Podcast and Voice-Over Editors: Audio engineers managing podcast production need to fix a section with background noise or unclear speech. Rather than re-recording the segment, they isolate the problematic region and use text prompts to regenerate clean audio that matches the speaker's tone and pace. This audio inpainting approach accelerates post-production timelines while maintaining consistent sound quality across episodes.

Game and Film Sound Designers: Sound designers creating adaptive audio for games or interactive media use stable-audio-2-5-inpaint to generate contextual sound effects and ambient layers. A designer might prompt the model to "add subtle wind and distant thunder to the forest ambience" or "layer a tense string swell under the dialogue," building complex soundscapes without recording every element separately.

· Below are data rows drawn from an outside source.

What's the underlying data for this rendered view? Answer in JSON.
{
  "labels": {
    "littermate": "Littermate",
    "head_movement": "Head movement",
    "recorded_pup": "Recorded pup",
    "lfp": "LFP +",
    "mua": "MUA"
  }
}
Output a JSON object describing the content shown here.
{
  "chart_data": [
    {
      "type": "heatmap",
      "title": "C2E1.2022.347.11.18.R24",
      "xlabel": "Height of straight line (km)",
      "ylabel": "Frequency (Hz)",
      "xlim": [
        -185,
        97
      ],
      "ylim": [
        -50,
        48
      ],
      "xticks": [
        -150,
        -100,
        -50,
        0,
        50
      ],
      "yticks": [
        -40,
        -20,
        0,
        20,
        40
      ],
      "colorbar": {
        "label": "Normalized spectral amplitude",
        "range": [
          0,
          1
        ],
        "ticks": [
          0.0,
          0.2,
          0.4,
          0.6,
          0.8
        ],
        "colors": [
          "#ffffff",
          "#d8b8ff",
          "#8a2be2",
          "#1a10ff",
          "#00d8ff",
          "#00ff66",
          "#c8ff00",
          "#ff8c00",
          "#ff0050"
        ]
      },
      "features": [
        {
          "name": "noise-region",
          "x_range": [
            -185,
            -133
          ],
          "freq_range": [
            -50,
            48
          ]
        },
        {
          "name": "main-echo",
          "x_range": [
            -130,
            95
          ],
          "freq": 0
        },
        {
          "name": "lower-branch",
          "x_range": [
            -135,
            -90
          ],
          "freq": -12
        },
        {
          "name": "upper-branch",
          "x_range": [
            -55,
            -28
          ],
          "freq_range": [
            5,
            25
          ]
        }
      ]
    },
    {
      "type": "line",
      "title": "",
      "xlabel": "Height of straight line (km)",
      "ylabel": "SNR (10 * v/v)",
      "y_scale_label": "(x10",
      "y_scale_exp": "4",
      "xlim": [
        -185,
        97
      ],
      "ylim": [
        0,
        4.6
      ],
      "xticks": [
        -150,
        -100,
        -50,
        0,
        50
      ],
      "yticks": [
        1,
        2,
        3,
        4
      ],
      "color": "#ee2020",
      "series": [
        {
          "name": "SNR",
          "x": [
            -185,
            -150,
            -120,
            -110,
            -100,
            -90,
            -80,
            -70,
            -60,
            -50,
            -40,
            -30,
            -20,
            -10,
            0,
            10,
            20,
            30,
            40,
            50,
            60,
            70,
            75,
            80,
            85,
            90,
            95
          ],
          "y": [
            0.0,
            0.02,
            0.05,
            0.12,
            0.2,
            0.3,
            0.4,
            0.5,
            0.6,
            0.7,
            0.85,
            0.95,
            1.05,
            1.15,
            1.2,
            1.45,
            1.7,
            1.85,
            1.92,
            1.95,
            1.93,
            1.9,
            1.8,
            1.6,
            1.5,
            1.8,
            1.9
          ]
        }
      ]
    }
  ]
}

Content Creators and Streamers: YouTubers and streamers need to replace copyrighted music or add licensed tracks to existing footage. They use stable-audio-2-5-inpaint to edit background music sections or generate royalty-free alternatives that match the mood and tempo of their original content, ensuring their videos remain monetizable while maintaining professional audio quality.

Things to Be Aware Of

  • Some experimental features, such as advanced spatial audio manipulation, may not be fully stable and could produce inconsistent results
  • Users have reported occasional artifacts or unnatural transitions, especially when editing highly complex or layered audio
  • Performance benchmarks indicate that higher quality settings can significantly increase inference time, requiring more computational resources
  • The model’s effectiveness can vary depending on the genre and complexity of the input audio; simpler tracks yield more reliable edits
  • Consistency across multiple edits is generally strong, but edge cases (e.g., overlapping sounds, rapid transients) may challenge the model
  • Positive feedback highlights the model’s ability to produce musically coherent and high-fidelity edits with minimal manual intervention
  • Some users note that achieving very specific or nuanced edits may require multiple iterations and careful prompt tuning

Limitations

  • The model may struggle with extremely dense or noisy audio, leading to artifacts or loss of detail in the edited segments
  • Not optimal for real-time or low-latency applications due to inference speed at high quality settings
  • Fine-grained control over micro-level audio features (e.g., subtle timbral changes) is limited compared to manual editing by expert engineers

Pricing

Pricing Detail

This model runs at a cost of $0.20 per execution.

Pricing Type: Fixed

The cost remains the same regardless of which model you use or how long it runs. There are no variables affecting the price. It is a set, fixed amount per run, as the name suggests. This makes budgeting simple and predictable because you pay the same fee every time you execute the model.